Warum ich mich mit 23 nicht verabrede

Warum ich mich mit 23 nicht verabrede:

Ich hatte noch nie wirklich ein Date. Ganz ehrlich. Es gab keine Freunde aus der Highschool oder Kollegen aus dem College. Ich habe nie absichtlich nach Liebe, Sex oder was auch immer die Millennials heutzutage unter Romantik verstehen, gesucht. Und nein, ich bin nicht asexuell.
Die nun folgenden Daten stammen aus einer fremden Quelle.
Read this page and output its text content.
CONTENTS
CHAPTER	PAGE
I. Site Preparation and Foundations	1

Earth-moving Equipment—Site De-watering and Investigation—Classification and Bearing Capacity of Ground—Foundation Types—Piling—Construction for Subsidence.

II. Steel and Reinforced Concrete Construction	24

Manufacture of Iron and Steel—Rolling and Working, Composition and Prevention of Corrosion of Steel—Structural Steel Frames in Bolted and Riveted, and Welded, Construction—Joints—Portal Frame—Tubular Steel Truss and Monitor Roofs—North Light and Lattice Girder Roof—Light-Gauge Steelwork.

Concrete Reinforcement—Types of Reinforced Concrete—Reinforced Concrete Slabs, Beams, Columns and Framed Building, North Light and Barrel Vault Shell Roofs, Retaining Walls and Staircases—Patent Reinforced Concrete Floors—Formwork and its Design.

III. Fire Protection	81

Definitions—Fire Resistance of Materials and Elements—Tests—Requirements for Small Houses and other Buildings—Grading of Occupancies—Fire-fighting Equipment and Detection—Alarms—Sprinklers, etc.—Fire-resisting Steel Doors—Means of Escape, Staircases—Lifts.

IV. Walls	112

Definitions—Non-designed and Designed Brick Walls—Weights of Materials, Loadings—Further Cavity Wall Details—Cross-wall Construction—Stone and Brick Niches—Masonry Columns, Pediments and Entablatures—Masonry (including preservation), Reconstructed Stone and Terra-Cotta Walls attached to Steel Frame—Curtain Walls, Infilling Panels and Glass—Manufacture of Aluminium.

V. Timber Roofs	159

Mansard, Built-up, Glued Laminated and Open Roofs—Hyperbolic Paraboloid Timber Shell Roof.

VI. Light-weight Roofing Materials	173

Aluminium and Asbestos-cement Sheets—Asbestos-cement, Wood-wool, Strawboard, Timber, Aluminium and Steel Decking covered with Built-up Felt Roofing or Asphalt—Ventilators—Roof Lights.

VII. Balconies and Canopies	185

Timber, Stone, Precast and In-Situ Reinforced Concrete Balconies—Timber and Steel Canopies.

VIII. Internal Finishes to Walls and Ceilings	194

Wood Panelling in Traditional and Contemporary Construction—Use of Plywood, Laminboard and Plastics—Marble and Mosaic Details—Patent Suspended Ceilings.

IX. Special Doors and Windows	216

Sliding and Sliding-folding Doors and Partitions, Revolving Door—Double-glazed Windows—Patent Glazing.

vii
Sicherlich gab es unerwartete Affären und verwirrende ‚Situationsbeziehungen‘, aber ich gehe nicht aktiv aus und verabrede mich.

Ich habe mich gefragt, ob ich etwas verpasse und ob ich das Leben falsch mache. Freunde starren mich ausdruckslos und mit einem Hauch von Mitleid an, wenn ich ihnen zum x-ten Mal sage: „Nein, ich treffe mich mit niemandem“. Eigentlich müssten sie es inzwischen wissen. Aber ich kann es ihnen nicht verübeln, denn wer will nicht einen ausgeflippten Single-Freund haben, durch den er das Leben miterleben kann, vor allem, wenn er aus der Perspektive einer alltäglichen und bequemen Beziehung kommt. Dennoch bin ich oft enttäuscht, denn die Antwort ist immer dieselbe: „Nein, ich mache nur mich“ (was zufällig mein Lebensmotto der letzten 23 Jahre ist). Aber ich liebe es, den Dating-Extravaganzen und Seifenoperngeschichten der Millennial-Liebe anderer Freunde großzügig zuzuhören, während ich mir denke: „Vielleicht brauche ich ein bisschen mehr Drama in meinem Leben“.

(Das hat noch nie jemand gesagt.)

Ich habe nichts gegen Apps. Ich habe mir die Apps schon mal angesehen, weil ich natürlich neugierig bin, was da eigentlich vor sich geht, dass sie von so vielen gehasst werden, aber trotzdem von denselben Leuten immer wieder benutzt werden. Ich bin schließlich ein Zwilling. Aber meine Zwillingsnatur hat auch die Aufmerksamkeitsspanne eines Goldfisches und ein Langeweilebarometer, das schon beim kleinsten Anflug von Langeweile überschießt. Ich habe also so viel Interesse und Enthusiasmus für Apps wie ein Kleinkind für seinen Brokkoli (d. h. nicht sehr viel). Wenn ich mit Fremden spreche, an denen ich, ehrlich gesagt, wenig Interesse habe, ist das für mich wenig aufregend. Ich kann einfach nicht verarscht werden.

Dating scheint furchtbar dramatisch und emotional anstrengend zu sein. Das Entschlüsseln von kryptischen Texten, das Profilieren in den sozialen Medien und die allgemeine digitale Politik des Datings reichen aus, dass ich darüber nachdenke, mein Handy von der Sydney Harbour Bridge zu werfen. Wissen Sie, wie schön es ist, einen ruhigen Geist zu haben, der nicht zwanghaft auf einen anderen Menschen fixiert ist? Das setzt eine Menge Energie frei. Ich kann vom Zuschauerplatz aus gefahrlos zusehen, wie andere mir von ihrem aktuellen Dating-Chaos erzählen. Das wird sehr unterhaltsam. Und es trägt wenig dazu bei, mich davon zu überzeugen, dass ich anfangen muss, mich zu verabreden.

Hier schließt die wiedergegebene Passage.